TEL AVIV — A bar mitzvah is meant to be a time of ceremony and celebration marking a child’s coming of age, but for one family Saturday, the young man at the center of the ritual may have already been forced to grow up far too fast after his older brother was one of dozens of people taken hostage by Hamas one week ago.
“Itay was very missed,” Orly Chen, 56, whose nephew Itay Chen, 19, a U.S.-Israeli dual citizen, was working for the Israeli military when Hamas is believed to have taken him hostage during its deadly ambush Oct. 7.
Itay Chen had been looking forward his little brother’s bar mitzvah and had worked to prepare for it “for so long,” his aunt said. “You know, I was looking at the door saying maybe he will be walking in every second and saying, ‘Here I am.'”
‘It’s already a week … where is he?’
The bar mitzvah came as Israel marked one week since Hamas militants swept through the country’s south, killing hundreds of people and taking dozens more hostage in an attack that shook the country and shocked the world, with families like Orly Chen’s still desperate for answers.
“The days are going by, and you know, it’s already a week.
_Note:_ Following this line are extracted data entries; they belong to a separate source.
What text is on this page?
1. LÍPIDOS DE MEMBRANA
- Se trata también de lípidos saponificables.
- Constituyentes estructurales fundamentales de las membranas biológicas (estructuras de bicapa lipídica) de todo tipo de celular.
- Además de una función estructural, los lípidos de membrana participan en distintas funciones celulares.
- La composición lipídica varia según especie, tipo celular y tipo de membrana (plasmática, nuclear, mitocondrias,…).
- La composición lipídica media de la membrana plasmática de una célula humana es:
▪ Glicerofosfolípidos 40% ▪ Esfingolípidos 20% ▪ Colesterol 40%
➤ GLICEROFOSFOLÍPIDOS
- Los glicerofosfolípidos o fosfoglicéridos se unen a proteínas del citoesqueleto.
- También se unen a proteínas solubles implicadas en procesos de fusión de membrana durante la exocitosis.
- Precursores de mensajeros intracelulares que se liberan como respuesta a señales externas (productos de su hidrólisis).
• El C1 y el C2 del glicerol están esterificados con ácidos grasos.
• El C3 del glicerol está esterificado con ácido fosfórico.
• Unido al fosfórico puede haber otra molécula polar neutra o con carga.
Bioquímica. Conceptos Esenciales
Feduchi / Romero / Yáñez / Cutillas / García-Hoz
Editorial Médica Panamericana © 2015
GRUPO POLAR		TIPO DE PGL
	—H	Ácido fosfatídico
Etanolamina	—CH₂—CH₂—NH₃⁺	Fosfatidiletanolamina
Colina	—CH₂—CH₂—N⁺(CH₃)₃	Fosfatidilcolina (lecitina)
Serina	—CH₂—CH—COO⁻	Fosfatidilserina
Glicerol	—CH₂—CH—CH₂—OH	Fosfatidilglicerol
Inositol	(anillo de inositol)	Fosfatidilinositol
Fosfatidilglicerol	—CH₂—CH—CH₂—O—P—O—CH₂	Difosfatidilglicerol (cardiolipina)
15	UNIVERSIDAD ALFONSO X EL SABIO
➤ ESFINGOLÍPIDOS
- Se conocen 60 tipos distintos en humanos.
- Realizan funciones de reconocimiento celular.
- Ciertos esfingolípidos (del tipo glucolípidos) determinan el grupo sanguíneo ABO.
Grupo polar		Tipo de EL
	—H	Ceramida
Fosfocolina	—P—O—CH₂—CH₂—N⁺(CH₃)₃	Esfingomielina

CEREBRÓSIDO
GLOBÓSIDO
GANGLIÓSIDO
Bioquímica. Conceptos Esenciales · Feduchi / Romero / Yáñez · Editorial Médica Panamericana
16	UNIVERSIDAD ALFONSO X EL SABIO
The question is, again, where is he?” she said.
Itay Chen is one of more than 100 people Hamas took hostage in last Saturday’s attack. Some families have received the unimaginable news since then that their loved ones had died, as at least 1,300 people in Israel have been killed in the conflict, while more than 1,900 people have been killed in Gaza.
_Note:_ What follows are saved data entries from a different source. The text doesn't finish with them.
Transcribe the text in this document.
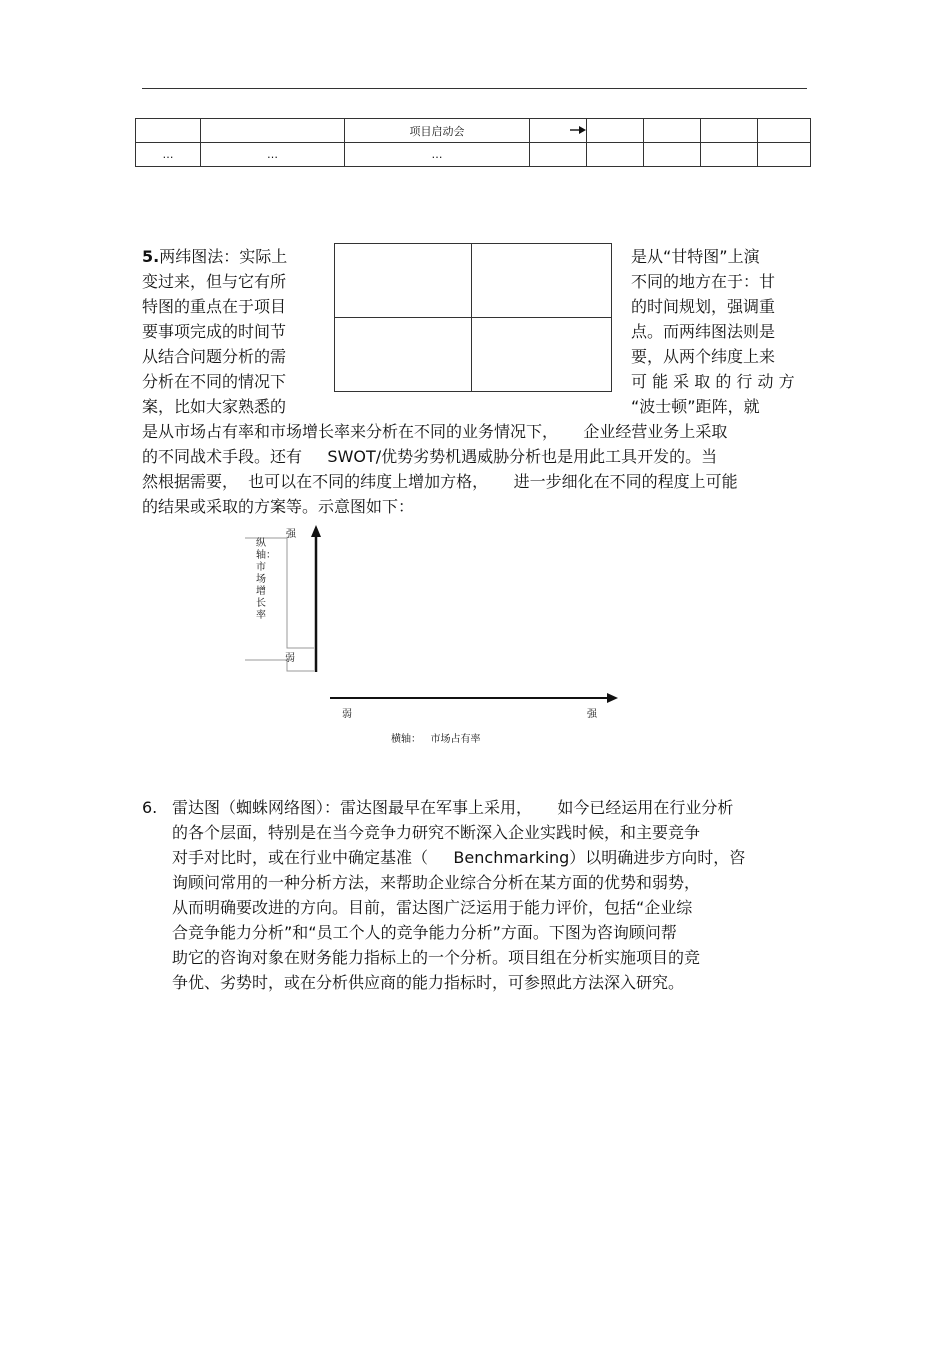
		项目启动会	

…	…	…					
5.两纬图法：实际上
变过来，但与它有所
特图的重点在于项目
要事项完成的时间节
从结合问题分析的需
分析在不同的情况下
案，比如大家熟悉的
是从“甘特图”上演
不同的地方在于：甘
的时间规划，强调重
点。而两纬图法则是
要，从两个纬度上来
可 能 采 取 的 行 动 方
“波士顿”距阵，就
是从市场占有率和市场增长率来分析在不同的业务情况下，     企业经营业务上采取
的不同战术手段。还有     SWOT/优势劣势机遇威胁分析也是用此工具开发的。当
然根据需要，  也可以在不同的纬度上增加方格，     进一步细化在不同的程度上可能
的结果或采取的方案等。示意图如下：
强
弱
纵轴：市场增长率
弱	强
横轴：   市场占有率
6. 雷达图（蜘蛛网络图）：雷达图最早在军事上采用，     如今已经运用在行业分析
的各个层面，特别是在当今竞争力研究不断深入企业实践时候，和主要竞争
对手对比时，或在行业中确定基准（     Benchmarking）以明确进步方向时，咨
询顾问常用的一种分析方法，来帮助企业综合分析在某方面的优势和弱势，
从而明确要改进的方向。目前，雷达图广泛运用于能力评价，包括“企业综
合竞争能力分析”和“员工个人的竞争能力分析”方面。下图为咨询顾问帮
助它的咨询对象在财务能力指标上的一个分析。项目组在分析实施项目的竞
争优、劣势时，或在分析供应商的能力指标时，可参照此方法深入研究。
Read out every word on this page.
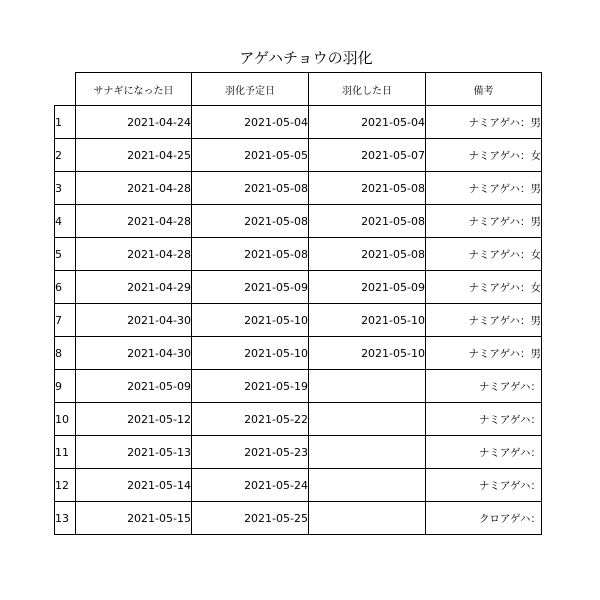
アゲハチョウの羽化
	サナギになった日	羽化予定日	羽化した日	備考
1	2021-04-24	2021-05-04	2021-05-04	ナミアゲハ：男
2	2021-04-25	2021-05-05	2021-05-07	ナミアゲハ：女
3	2021-04-28	2021-05-08	2021-05-08	ナミアゲハ：男
4	2021-04-28	2021-05-08	2021-05-08	ナミアゲハ：男
5	2021-04-28	2021-05-08	2021-05-08	ナミアゲハ：女
6	2021-04-29	2021-05-09	2021-05-09	ナミアゲハ：女
7	2021-04-30	2021-05-10	2021-05-10	ナミアゲハ：男
8	2021-04-30	2021-05-10	2021-05-10	ナミアゲハ：男
9	2021-05-09	2021-05-19		ナミアゲハ：
10	2021-05-12	2021-05-22		ナミアゲハ：
11	2021-05-13	2021-05-23		ナミアゲハ：
12	2021-05-14	2021-05-24		ナミアゲハ：
13	2021-05-15	2021-05-25		クロアゲハ：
The military arm of Hamas, the Qassam Brigades, said some hostages died as a result of Israeli airstrikes on places where they were being held. It further said in a post on Telegram that it had killed nine hostages, including four foreigners, in retaliation for the continued bombing of Gaza. NBC News was not immediately able to independently verify either claim.
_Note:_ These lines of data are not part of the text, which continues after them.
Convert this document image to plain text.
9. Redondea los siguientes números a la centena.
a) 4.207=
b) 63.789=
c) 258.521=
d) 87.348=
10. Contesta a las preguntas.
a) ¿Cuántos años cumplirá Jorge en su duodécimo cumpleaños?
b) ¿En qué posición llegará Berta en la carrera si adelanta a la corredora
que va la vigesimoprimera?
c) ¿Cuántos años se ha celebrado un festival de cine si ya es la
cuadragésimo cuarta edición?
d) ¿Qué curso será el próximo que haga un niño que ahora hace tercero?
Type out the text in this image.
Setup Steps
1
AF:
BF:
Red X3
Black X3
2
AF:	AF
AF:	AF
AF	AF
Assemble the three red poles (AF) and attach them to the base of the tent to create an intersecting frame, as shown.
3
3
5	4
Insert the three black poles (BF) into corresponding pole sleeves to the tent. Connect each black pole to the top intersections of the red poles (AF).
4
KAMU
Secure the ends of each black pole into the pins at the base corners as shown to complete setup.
‘We’re still waiting for an answer’
Orly Chen’s family was one of the U.S.-Israeli families whom President Joe Biden met with for more than an hour in a Zoom call Friday.
Orly Chen said the call brought her and her loved ones some relief, saying Biden “gave hope.”
“He was very supportive,” she said, adding that he seemed to want to “hear what’s going on with the families,” with the call stretching longer than she had initially expected.
Orly Chen said her family still has yet to hear much from Israeli leaders, however.
She said she was disappointed by the lack of communication, saying: “President Biden has a few other things to take care of, but he had the time to sit for an hour and a half with the families. … The president of Israel doesn’t even have five minutes.”
“We’re still waiting for Itay to come home,” she said. “We’re still waiting for an answer. Where is he?”
‘I try to stay optimistic’
Dozens of families are similarly waiting to learn whether they will ever be reunited with their missing loved ones again.
“Still no news from Celine,” said Ido Nagar, 33, whose wife, Celine Ben David Nagar, 32, was taken hostage last Saturday morning as she drove into southern Israel toward the festival where dozens of revelers were killed.
Ben David Nagar was traveling in a car with two friends when she told her husband that she was turning back after hearing sirens. The last thing he heard from her was that she was afraid turning back had been a “mistake” and that armed men were on the road.
Nagar was the one to find his wife’s car with bullet holes visible on the driver’s side of the vehicle, its windows smashed and blood outside the car.
Just Friday, Nagar said, he was at a funeral to bury one of the two friends she had been traveling with after they were found dead. “The other friend is still missing,” he said. “I try to stay optimistic … that maybe she’s alive,” Nagar said of his wife, with whom he recently welcomed a baby, Ellie.
“If I start thinking about it all, what can happen to her there, the negative that can happen, it’s tearing me apart,” he said. “I don’t know what to tell you. I just hope that she comes back.”